Wenn nichts anderes, so beruhigte es sie immerhin und wirkte der Angst, die naturgemäß mit derlei Phänomenen einhergeht. Eigentlich ist diese Angst auch grundverkehrt, da es Geister gibt, die sich an ihr nähren und so der Spuk sogar noch schlimmer werden kann.

Rhea seufzte.
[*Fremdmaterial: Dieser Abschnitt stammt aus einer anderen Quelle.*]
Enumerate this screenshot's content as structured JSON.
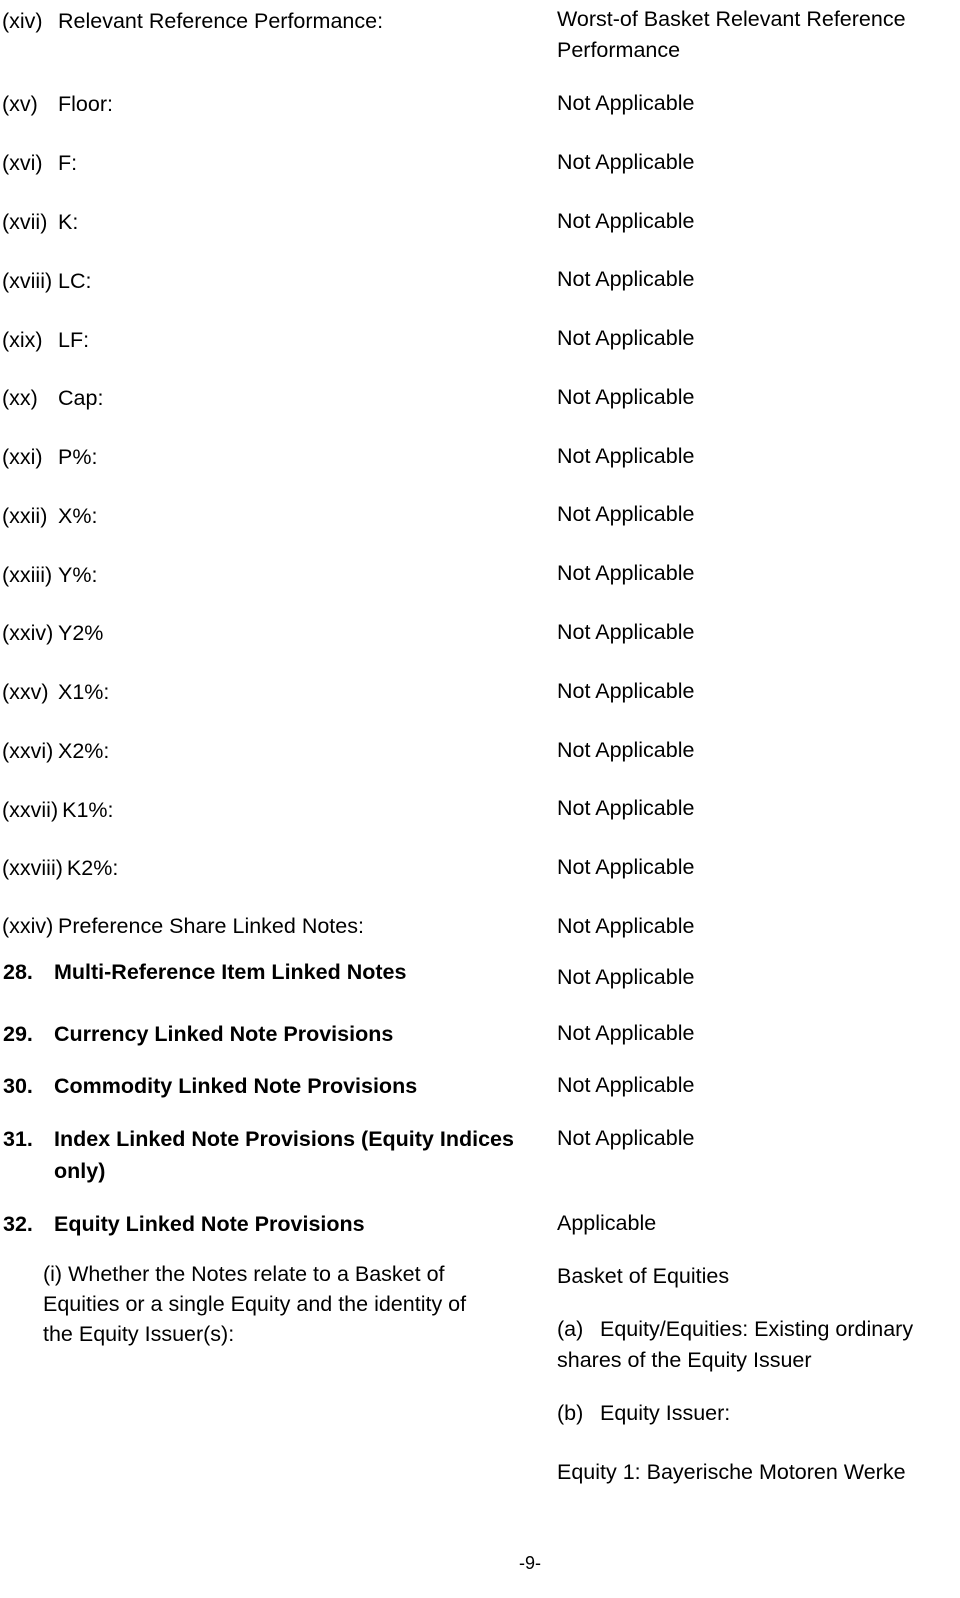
{
  "document": {
    "page_footer": "-9-"
  },
  "roman_rows": [
    {
      "num": "(xiv)",
      "label": "Relevant Reference Performance:",
      "value": "Worst-of Basket Relevant Reference Performance"
    },
    {
      "num": "(xv)",
      "label": "Floor:",
      "value": "Not Applicable"
    },
    {
      "num": "(xvi)",
      "label": "F:",
      "value": "Not Applicable"
    },
    {
      "num": "(xvii)",
      "label": "K:",
      "value": "Not Applicable"
    },
    {
      "num": "(xviii)",
      "label": "LC:",
      "value": "Not Applicable"
    },
    {
      "num": "(xix)",
      "label": "LF:",
      "value": "Not Applicable"
    },
    {
      "num": "(xx)",
      "label": "Cap:",
      "value": "Not Applicable"
    },
    {
      "num": "(xxi)",
      "label": "P%:",
      "value": "Not Applicable"
    },
    {
      "num": "(xxii)",
      "label": "X%:",
      "value": "Not Applicable"
    },
    {
      "num": "(xxiii)",
      "label": "Y%:",
      "value": "Not Applicable"
    },
    {
      "num": "(xxiv)",
      "label": "Y2%",
      "value": "Not Applicable"
    },
    {
      "num": "(xxv)",
      "label": "X1%:",
      "value": "Not Applicable"
    },
    {
      "num": "(xxvi)",
      "label": "X2%:",
      "value": "Not Applicable"
    },
    {
      "num": "(xxvii)",
      "label": "K1%:",
      "value": "Not Applicable"
    },
    {
      "num": "(xxviii)",
      "label": "K2%:",
      "value": "Not Applicable"
    },
    {
      "num": "(xxiv)",
      "label": "Preference Share Linked Notes:",
      "value": "Not Applicable"
    }
  ],
  "numbered_rows": [
    {
      "num": "28.",
      "label": "Multi-Reference Item Linked Notes",
      "value": "Not Applicable"
    },
    {
      "num": "29.",
      "label": "Currency Linked Note Provisions",
      "value": "Not Applicable"
    },
    {
      "num": "30.",
      "label": "Commodity Linked Note Provisions",
      "value": "Not Applicable"
    },
    {
      "num": "31.",
      "label": "Index Linked Note Provisions (Equity Indices only)",
      "value": "Not Applicable"
    },
    {
      "num": "32.",
      "label": "Equity Linked Note Provisions",
      "value": "Applicable"
    }
  ],
  "equity_section": {
    "sub_item_i": "(i) Whether the Notes relate to a Basket of Equities or a single Equity and the identity of the Equity Issuer(s):",
    "basket_value": "Basket of Equities",
    "item_a_tag": "(a)",
    "item_a_text": "Equity/Equities: Existing ordinary shares of the Equity Issuer",
    "item_b_tag": "(b)",
    "item_b_text": "Equity Issuer:",
    "equity_1": "Equity 1: Bayerische Motoren Werke"
  }
}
Keine Angst... Das war leichter gesagt als getan...

Die reinigende Wirkung des Salzes jeden Falls zeigt sich rasch als effektiv. Salzbarrieren an Türen und Fenstern verwehrten den Geistern zunächst den Zutritt in die Schlafgemächer, nach einer Ausweitung und erneutem Räuchern zum ganzen Obergeschoss und schließlich gelang es sogar, die ungeliebten spektralen Gäste ganz aus dem trauten Heim der Jones' zu verdrängen.